I decide to return the following day to see for myself. In daylight, North Nicosia appears less bleak, though still far from crowded. I stop at a café and strike up a conversation—in a mutually improvised version of English—with the owner, Yousel. We begin with the usual topics: the weather, football, tourism. “There aren’t many people around,” he admits. From there, the conversation drifts towards politics. What does he think about the elections that have just taken place across the divide? Yousel shrugs. “Nothing changed before. Why should it change now? Besides,” he adds, “I’m Turkish.”

In theory, perhaps. In practice, although Northern Cyprus is entirely dependent on Turkey, it does not exist in international law. That makes life particularly difficult for those who live there. “If I want a travel permit, I have to apply for it through Turkey,” Yousel tells me. “And by the time everything is paid for, it costs around €5,000. Without that visa, Europe would send me straight back as soon as I landed. And anyone who flies into our airport can’t simply cross to the other side afterwards—it is considered an illegal entry.” I thank him and head back towards the checkpoint, his words still echoing in my mind: I’m Turkish. Not everyone in the north sees themselves that way, but the divide remains undeniable—a wound that has never truly healed, merely settled into a dormant state.

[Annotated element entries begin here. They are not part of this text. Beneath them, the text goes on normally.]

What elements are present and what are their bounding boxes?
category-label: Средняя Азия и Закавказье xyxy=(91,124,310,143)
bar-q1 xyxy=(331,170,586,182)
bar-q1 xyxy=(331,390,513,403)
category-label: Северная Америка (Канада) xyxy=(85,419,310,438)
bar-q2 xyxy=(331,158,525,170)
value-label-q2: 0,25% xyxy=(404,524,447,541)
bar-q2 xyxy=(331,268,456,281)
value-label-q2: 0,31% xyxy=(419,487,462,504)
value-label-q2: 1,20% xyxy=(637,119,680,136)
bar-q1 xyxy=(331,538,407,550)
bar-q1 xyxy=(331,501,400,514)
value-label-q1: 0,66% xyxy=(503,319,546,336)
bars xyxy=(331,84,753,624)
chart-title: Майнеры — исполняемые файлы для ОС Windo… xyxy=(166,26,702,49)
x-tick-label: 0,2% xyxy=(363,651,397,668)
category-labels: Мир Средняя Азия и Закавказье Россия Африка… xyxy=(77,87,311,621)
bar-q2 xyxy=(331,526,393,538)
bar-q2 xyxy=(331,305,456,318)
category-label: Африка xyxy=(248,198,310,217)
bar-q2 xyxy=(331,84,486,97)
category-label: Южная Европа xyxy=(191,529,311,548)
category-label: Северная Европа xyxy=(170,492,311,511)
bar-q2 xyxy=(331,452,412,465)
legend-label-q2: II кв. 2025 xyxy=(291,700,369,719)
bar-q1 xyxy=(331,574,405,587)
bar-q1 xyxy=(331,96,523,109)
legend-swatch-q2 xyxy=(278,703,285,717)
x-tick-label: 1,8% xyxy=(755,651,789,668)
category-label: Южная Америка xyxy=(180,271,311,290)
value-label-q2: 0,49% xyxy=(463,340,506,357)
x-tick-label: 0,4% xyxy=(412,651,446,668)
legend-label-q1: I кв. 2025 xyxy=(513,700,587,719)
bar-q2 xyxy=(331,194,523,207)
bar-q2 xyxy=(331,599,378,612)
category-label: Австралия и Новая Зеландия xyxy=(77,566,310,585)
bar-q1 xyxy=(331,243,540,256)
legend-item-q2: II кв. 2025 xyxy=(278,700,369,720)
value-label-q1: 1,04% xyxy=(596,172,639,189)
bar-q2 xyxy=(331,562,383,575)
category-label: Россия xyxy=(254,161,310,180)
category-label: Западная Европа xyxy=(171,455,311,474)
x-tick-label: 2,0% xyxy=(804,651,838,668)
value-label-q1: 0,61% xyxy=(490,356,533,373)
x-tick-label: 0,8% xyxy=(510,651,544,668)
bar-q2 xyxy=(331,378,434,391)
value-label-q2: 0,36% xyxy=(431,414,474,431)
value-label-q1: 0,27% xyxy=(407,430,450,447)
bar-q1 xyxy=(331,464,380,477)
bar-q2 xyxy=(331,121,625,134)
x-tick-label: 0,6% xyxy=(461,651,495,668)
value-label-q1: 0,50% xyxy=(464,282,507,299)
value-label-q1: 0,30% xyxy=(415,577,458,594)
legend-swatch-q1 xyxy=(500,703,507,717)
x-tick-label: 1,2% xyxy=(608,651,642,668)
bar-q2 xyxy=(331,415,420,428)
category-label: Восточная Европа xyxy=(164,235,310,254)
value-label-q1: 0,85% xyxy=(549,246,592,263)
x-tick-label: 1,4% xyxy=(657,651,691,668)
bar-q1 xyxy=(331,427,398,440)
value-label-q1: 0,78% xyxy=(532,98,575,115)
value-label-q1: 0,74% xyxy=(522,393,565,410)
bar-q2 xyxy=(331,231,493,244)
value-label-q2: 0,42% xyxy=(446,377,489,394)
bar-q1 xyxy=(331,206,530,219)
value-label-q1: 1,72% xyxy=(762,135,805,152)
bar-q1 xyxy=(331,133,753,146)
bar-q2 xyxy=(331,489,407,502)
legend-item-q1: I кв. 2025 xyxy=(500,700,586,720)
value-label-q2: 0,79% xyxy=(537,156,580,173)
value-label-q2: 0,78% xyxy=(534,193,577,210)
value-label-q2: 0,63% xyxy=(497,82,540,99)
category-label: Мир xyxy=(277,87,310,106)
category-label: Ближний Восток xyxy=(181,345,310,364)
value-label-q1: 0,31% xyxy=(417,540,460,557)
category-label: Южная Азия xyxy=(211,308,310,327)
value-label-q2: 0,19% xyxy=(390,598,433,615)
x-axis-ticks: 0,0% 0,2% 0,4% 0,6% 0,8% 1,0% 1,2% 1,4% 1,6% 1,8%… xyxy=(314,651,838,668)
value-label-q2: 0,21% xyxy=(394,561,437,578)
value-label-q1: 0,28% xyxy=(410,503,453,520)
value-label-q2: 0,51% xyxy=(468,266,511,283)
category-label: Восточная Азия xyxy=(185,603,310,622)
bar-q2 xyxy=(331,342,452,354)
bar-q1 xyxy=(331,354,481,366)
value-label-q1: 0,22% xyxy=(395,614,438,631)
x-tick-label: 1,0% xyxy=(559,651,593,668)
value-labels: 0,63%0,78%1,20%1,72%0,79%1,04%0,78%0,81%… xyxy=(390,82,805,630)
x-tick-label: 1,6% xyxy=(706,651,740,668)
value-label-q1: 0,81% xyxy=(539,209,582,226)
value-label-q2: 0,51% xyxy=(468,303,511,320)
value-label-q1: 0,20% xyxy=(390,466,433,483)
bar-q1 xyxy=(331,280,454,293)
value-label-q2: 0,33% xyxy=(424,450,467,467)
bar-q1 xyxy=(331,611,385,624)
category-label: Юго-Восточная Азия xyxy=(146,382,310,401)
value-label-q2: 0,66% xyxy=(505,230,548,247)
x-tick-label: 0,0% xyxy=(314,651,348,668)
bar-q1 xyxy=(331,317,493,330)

As I had been told around the lunch table only the day before, many Turkish Cypriots feel betrayed by the south, where, after an initial period of coexistence, the very right-wing forces that today champion Greek nationalism undermined the possibility of living together. “The national question cannot be solved from above within a capitalist system,” Andros argues. “It has to be solved from below.” When the results finally arrive after 6 p.m., they reveal a familiar pattern of change without transformation. DISY weakens but remains the largest party with 27.1 percent of the vote, closely followed by AKEL on 23.9 percent. Less quietly than many had hoped, ELAM secures 10.9 percent and doubles its parliamentary representation to eight seats. If President Nikos Christodoulides wants to govern effectively, he will need to do so more carefully, building new alliances in an increasingly fragmented political landscape. Fidias Panayiotou’s party, Direct Democracy, wins 5.4 percent and four seats. It may look like a political revolution, but it is not quite one. Christodoulides, elected as an independent, is himself a former DISY member.

At the end of our brief conversation, Dimitra had remarked: “I don’t trust political parties. I have more faith in grassroots movements.” Perhaps that is what might one day help stitch together a wound that has remained open for decades.

For now, however, the buffer zone and the election results tell the same story. Cyprus remains suspended in a kind of limbo. It has tamed its ghostly half.Tamed, perhaps— never truly domesticated.